Admittedly, Joy FM, another private radio station has been a great champion of some needs in the country. For example, they have shown consistent love for Ghana when it comes to using their platform to teach lessons in philanthropy. Their commitment to feeding the needy through their Easter Soup Kitchen programme is another feat for Ghana.
Though well received and something the beneficiaries look forward to each year, the FM station could use its clout to get something monumental going for Ghana be it in the priority areas of water, health and sanitation. Already, they have the goodwill of Ghanaians looking at the sponsorship patronage for their Easter Soup Kitchen for example.
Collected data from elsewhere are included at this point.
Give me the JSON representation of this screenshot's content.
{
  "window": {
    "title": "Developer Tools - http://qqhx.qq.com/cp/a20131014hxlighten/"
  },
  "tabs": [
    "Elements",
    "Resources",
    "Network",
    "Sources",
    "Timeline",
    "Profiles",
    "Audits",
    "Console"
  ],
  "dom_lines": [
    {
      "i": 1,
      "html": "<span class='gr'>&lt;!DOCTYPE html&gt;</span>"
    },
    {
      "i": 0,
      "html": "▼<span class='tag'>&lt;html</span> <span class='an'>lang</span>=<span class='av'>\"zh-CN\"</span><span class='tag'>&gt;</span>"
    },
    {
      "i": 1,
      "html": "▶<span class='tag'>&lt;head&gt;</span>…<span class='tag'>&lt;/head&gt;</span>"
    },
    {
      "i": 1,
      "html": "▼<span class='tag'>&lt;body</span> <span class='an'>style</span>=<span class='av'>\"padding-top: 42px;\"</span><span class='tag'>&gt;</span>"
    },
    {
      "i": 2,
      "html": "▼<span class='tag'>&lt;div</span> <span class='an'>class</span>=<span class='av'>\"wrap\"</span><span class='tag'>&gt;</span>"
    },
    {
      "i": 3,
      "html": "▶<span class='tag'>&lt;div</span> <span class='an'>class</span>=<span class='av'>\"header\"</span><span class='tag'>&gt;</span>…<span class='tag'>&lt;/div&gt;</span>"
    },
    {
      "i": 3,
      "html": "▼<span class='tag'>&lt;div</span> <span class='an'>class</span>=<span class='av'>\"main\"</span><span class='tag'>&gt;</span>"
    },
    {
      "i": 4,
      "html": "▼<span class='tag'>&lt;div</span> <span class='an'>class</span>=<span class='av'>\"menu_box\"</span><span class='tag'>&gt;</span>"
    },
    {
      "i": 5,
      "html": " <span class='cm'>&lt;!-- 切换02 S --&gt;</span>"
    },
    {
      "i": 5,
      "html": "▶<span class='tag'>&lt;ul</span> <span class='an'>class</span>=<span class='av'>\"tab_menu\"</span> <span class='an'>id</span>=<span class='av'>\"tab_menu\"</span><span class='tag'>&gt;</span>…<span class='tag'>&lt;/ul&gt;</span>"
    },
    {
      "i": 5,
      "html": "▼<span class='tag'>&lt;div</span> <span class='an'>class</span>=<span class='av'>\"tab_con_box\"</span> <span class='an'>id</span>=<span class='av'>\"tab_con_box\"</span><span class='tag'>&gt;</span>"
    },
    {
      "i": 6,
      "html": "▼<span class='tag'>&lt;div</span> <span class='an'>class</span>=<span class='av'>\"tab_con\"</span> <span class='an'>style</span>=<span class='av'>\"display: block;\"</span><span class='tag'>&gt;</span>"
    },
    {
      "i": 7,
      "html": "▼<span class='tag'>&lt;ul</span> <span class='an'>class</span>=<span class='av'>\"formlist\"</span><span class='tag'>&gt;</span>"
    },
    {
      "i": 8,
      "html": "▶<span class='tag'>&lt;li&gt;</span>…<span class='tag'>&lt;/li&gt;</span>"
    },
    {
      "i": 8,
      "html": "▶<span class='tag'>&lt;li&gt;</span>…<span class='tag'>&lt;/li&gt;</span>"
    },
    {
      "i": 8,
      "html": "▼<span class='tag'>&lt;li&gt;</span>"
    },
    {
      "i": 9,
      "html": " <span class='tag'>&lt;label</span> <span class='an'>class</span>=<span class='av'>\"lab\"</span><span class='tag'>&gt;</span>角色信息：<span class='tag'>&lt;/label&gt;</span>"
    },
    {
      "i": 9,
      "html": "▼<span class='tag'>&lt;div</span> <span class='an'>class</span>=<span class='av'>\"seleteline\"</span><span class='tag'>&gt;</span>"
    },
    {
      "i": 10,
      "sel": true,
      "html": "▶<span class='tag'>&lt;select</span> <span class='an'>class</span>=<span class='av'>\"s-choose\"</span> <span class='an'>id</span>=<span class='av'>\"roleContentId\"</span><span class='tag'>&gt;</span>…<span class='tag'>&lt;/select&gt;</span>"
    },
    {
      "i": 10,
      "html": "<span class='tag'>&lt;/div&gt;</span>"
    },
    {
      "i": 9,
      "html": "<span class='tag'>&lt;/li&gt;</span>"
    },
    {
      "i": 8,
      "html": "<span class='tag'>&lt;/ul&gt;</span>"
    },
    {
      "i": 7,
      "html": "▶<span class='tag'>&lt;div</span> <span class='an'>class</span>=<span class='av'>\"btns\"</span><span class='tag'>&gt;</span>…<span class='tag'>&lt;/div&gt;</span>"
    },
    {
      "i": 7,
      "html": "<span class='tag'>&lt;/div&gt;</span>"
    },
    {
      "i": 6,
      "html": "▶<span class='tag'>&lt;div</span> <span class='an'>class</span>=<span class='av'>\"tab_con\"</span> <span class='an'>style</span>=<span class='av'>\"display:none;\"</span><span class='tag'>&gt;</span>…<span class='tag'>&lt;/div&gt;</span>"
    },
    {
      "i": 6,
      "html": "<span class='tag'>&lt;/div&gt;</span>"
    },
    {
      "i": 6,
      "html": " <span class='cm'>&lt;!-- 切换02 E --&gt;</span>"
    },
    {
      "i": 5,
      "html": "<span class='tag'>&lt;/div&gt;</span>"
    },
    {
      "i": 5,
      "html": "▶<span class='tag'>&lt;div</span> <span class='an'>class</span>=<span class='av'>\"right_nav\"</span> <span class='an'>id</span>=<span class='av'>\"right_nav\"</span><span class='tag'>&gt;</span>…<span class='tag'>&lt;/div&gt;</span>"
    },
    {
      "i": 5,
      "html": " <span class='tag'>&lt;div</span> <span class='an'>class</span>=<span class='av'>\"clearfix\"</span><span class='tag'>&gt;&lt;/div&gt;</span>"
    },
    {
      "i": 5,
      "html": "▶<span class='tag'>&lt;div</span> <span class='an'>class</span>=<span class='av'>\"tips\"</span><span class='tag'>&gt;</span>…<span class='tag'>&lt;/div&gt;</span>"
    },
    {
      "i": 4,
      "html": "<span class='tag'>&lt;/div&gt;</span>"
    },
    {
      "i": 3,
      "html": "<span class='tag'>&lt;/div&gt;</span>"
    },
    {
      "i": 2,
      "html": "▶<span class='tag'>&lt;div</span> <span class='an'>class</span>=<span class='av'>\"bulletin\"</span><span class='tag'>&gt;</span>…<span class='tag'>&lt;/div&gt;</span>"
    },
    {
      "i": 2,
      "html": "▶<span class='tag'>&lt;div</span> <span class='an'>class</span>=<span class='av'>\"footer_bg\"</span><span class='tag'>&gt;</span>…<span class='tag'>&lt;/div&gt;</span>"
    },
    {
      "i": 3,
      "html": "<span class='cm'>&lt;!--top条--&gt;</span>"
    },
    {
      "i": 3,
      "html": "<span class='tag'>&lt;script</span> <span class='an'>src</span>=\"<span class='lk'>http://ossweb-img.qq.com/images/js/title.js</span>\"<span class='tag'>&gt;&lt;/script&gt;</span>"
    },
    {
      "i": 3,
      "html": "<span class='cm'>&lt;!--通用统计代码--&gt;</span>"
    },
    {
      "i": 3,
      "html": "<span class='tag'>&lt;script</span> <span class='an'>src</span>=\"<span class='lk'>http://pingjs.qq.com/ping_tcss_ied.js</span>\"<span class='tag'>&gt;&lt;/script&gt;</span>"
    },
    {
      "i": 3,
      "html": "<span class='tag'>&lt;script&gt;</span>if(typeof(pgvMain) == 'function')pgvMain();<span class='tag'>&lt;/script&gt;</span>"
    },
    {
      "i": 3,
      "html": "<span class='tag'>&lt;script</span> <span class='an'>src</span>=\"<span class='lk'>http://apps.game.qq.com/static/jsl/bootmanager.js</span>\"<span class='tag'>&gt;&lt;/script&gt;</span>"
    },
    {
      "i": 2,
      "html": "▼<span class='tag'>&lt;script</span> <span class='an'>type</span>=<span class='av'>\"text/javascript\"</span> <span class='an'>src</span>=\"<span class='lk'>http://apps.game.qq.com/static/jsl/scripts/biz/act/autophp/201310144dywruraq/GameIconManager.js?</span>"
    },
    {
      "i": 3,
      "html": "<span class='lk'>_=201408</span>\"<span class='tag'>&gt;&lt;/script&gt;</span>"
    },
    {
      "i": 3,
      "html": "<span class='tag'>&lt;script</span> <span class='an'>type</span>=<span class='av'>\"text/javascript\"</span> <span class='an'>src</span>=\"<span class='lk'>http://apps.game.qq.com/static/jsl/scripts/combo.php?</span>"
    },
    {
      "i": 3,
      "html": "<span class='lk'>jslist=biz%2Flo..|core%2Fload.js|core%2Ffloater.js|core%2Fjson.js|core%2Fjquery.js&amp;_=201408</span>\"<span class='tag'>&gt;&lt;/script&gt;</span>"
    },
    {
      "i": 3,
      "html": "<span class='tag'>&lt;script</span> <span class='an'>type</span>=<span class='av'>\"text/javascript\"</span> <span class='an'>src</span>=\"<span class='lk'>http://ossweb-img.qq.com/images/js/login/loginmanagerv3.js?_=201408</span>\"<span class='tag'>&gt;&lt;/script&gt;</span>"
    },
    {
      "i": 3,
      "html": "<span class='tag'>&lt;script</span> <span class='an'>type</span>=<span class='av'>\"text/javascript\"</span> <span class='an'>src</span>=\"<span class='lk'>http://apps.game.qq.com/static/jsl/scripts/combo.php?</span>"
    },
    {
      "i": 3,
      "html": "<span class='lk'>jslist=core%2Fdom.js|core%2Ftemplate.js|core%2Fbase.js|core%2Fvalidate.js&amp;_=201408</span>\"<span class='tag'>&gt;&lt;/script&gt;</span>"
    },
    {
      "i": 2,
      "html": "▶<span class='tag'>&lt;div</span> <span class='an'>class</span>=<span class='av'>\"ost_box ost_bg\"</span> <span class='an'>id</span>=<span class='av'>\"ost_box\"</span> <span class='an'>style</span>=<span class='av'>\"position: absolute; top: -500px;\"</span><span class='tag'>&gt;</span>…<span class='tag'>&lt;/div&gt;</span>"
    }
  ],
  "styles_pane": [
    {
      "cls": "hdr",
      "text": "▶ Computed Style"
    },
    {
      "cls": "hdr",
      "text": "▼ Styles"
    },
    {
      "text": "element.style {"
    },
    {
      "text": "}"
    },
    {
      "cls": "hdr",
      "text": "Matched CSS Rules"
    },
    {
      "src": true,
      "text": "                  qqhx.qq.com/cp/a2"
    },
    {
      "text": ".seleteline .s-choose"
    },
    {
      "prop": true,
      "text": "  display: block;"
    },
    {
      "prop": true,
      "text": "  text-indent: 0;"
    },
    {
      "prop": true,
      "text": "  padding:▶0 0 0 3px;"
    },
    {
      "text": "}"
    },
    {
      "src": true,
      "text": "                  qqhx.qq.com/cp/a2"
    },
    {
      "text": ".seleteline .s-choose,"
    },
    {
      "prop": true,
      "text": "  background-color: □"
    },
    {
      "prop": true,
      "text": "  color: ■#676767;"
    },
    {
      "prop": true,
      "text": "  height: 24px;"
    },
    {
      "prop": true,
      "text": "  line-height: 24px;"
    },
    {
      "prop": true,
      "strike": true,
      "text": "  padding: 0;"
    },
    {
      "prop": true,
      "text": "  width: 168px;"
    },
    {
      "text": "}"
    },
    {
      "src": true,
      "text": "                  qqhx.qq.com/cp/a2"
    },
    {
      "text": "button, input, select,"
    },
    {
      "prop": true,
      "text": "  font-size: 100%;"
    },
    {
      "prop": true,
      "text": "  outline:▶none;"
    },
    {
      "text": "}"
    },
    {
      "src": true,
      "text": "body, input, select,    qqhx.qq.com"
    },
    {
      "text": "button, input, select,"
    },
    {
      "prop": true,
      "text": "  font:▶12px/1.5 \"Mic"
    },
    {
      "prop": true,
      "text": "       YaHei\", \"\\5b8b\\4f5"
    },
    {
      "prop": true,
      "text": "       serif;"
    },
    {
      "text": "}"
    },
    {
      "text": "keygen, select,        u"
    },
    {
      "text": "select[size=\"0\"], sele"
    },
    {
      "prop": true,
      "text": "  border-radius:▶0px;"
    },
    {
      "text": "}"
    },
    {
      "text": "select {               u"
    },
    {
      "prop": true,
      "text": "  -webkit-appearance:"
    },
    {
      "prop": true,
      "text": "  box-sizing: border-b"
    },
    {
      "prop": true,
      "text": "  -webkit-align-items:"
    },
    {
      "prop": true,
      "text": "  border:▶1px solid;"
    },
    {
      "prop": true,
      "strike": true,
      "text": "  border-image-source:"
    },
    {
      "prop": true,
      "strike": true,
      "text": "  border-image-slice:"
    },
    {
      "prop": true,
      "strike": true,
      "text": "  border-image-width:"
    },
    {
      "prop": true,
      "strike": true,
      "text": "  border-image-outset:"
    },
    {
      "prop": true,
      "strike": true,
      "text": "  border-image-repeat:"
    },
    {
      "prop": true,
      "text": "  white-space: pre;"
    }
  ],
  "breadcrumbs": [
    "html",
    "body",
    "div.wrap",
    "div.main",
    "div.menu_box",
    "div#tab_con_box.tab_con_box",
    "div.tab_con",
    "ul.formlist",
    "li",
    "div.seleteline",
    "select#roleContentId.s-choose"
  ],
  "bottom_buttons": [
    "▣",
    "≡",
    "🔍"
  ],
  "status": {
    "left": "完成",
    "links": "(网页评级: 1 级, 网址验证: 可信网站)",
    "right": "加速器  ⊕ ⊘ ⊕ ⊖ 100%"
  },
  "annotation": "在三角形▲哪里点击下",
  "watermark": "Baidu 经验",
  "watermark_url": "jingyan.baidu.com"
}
On individual basis however, many of us would be found wanting if we were to give testimonies as to what we have done or plan to do for Ghana in return for what Ghana has done for us. Do we acknowledge Ghana, our motherland by our deeds?
The National Women’s Aglow certainly I know would not be found wanting. Their leadership and individual members are passionate about the good of Ghana through collective prayers. I have always been moved by their communal efforts to intercede for Ghana and last Saturday’s event was another accomplishment. The initiative of the women is commendable.
There is certainly a role or something that each one of us, in our small ways can play or do for Ghana, one only has to look around and simple examples of what one can do abound. They certainly need not be breakthroughs. Perhaps one way to go about it is to list all the areas in our society where lawlessness has overtaken normalcy. We can also look at the filth that has engulfed us. The list in these two areas alone will offer one enough voluntary assignments for and on behalf of Ghana.
For those who carelessly knock down traffic lights, those who throw away litter indiscriminately, the landlord who has refused to provide his tenants with toilet facilities, the teacher who constantly absent himself or herself from school and doing other businesses on the sidelines, have you stopped to think how Ghana would be a better place if you did your bit?
For the public servant who arrives late for work or spend state paid time and resources doing private business, or the officer who takes an envelope here or there to buy roasted plantain is not hurting Ghana, the official who travels abroad on state funding and returns with no learning to help correct backwardness in our system, what can you do differently for Ghana, a nation that has so much potential to be Africa’s Singapore. Let us ask ourselves on daily basis, “What have I done for Ghana”?